On Wednesday, Francis cradled the statue in his arms, telling the faithful before him that while the statue had once left, the Virgin Mary had never stopped protecting them.

“Just as her statue came back to her shrine of Madhu after the war, so we pray that all her Sri Lankan sons and daughters may come home to God in a renewed spirit of reconciliation and fellowship,” he said. Francis, who is particularly devoted to the Virgin Mary, urged the crowd to pray “for the grace to make reparation for our sins and for all the evil which this land has known.”

It was his second major call for reconciliation of the day: Earlier in the morning, he celebrated a Mass before a half-million people in Colombo’s Galle Face Green to canonize the Rev. Joseph Vaz as Sri Lanka’s first saint.

Vaz was a 17th century Indian missionary who revived the faith in Sri Lanka during a time of anti-Catholic persecution by Dutch colonists, who were Protestant Calvinists.

The Catholic Church considers Vaz a great role model for today’s faithful, ministering to the faithful of both of Sri Lanka’s main ethnic groups and putting himself at great risk to spread the faith.

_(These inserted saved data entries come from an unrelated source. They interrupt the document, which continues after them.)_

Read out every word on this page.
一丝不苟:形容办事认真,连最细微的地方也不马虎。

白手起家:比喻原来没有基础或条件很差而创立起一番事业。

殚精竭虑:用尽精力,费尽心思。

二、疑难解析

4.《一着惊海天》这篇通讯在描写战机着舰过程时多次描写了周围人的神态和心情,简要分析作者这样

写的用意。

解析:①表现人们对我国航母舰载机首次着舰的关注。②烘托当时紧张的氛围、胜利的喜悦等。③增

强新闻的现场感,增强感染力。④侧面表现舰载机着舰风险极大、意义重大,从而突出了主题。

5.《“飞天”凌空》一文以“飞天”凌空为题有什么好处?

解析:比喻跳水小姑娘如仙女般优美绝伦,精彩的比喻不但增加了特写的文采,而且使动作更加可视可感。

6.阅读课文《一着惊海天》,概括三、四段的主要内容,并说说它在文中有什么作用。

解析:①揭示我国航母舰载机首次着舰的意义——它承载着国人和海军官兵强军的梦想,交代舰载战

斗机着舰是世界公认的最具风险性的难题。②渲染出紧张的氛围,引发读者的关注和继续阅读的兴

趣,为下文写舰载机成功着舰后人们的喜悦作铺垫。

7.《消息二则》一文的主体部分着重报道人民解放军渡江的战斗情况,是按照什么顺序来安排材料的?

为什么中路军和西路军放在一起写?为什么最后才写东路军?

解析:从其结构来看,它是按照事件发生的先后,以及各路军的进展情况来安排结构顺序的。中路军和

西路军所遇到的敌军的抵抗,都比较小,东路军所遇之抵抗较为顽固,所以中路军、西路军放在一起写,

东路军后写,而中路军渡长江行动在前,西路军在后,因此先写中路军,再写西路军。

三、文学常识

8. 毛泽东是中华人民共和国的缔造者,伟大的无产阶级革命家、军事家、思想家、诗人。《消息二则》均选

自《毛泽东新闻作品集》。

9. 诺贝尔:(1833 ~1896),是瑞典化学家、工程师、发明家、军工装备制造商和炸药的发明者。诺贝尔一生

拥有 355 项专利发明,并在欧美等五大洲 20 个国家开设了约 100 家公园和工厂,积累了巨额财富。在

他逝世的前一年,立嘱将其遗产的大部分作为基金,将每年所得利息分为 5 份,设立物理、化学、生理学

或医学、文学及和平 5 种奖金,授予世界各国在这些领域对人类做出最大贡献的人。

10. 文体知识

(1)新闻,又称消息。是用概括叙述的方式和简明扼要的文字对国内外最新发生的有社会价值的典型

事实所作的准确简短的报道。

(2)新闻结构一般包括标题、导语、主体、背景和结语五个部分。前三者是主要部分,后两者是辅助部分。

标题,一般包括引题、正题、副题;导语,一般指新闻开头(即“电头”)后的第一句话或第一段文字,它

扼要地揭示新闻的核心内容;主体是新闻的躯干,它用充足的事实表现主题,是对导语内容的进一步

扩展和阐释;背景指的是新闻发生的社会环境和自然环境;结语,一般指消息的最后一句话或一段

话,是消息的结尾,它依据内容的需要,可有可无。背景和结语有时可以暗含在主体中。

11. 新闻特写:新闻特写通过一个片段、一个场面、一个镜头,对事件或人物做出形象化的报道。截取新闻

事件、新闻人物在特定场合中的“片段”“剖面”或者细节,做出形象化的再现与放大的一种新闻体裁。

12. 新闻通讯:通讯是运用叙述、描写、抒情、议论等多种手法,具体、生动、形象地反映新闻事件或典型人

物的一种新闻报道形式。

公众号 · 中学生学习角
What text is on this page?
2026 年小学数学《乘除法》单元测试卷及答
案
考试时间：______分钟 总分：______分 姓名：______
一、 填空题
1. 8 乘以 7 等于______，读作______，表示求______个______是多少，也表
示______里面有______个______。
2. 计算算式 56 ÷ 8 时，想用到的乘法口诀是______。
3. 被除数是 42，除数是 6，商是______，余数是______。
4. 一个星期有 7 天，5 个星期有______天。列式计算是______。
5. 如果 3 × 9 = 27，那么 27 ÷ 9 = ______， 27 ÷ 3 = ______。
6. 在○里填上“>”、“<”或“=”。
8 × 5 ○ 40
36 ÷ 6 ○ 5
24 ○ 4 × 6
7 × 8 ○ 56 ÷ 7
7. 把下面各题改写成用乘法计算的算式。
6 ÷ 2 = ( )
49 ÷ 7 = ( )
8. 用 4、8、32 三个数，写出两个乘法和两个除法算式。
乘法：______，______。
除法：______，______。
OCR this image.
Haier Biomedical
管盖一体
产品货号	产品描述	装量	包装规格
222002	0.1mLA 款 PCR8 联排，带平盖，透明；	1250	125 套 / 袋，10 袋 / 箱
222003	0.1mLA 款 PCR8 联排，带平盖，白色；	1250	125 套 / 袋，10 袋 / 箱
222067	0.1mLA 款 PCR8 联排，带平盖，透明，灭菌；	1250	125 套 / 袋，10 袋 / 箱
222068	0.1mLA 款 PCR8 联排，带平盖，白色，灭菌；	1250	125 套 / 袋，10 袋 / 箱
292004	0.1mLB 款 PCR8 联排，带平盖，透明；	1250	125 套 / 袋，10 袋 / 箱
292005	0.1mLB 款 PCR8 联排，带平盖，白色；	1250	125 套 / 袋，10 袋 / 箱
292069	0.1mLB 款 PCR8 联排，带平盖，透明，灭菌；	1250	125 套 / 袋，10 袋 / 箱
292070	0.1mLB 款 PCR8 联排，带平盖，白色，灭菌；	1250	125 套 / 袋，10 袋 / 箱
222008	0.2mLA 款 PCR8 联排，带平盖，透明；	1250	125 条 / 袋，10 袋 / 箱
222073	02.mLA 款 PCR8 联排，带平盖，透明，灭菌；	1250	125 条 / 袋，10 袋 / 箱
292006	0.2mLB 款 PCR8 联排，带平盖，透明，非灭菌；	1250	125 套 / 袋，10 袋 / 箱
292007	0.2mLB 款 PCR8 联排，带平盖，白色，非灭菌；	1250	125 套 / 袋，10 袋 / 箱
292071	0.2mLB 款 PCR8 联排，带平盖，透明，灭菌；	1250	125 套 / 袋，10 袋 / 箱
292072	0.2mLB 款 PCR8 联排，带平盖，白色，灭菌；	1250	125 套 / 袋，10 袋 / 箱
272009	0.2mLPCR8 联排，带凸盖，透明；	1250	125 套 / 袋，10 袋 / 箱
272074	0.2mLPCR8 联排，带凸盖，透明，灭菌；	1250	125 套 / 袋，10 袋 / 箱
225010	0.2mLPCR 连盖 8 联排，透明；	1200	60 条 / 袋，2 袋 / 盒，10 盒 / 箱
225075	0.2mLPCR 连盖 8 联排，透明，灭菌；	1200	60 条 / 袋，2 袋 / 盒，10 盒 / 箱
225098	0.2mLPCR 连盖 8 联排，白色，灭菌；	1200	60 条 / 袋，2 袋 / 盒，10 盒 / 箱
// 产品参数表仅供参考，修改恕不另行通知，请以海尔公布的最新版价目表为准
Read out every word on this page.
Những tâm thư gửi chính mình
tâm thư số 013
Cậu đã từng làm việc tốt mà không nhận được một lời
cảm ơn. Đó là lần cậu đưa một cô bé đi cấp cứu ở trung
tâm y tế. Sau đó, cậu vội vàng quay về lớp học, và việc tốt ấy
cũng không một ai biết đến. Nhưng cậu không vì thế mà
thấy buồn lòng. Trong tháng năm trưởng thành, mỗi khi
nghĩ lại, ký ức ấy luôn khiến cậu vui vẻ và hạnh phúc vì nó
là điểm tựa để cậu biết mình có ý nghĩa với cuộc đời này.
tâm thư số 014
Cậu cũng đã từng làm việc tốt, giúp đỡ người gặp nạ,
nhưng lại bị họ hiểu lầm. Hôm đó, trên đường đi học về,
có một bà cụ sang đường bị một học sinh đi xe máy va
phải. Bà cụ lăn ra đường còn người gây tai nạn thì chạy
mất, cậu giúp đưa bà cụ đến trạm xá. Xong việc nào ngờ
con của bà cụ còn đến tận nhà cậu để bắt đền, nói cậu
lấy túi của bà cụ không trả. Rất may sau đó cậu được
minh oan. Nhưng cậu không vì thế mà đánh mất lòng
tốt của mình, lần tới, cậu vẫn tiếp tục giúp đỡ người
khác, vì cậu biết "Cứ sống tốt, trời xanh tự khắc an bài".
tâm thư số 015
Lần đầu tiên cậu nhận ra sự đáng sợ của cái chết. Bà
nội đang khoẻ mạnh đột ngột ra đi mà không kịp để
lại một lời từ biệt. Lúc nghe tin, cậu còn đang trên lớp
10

Francis told the crowd that Vaz lived at a time — like today — when Catholics were a minority and often persecuted, and yet he ministered to all, regardless of their ethnic or religious background.

“St. Joseph shows us the importance of transcending religious divisions in the service of peace,” Francis said in his homily, delivered in English and then translated for the crowd into both Sinhalese and Tamil. “As the life of St. Joseph Vaz teaches us, genuine worship of God bears fruit not in discrimination, hatred and violence, but in respect for the sacredness of life, respect for the dignity and freedom of others, and loving commitment to the welfare of all.”

He said the Sri Lankan church today only wants to continue Vaz’s legacy of service to all, asking only for the freedom to preach in return. “Religious freedom is a fundamental human right,” he said.

To underscore that point, Francis gave Sri Lanka’s bishops a replica of a 17th century decree from the then-king of Kandy — an independent state on the island at the time — allowing Catholic conversions of Buddhists — a somewhat provocative message given the recent upswing in violence against Muslims and some Protestant churches by Buddhist extremists.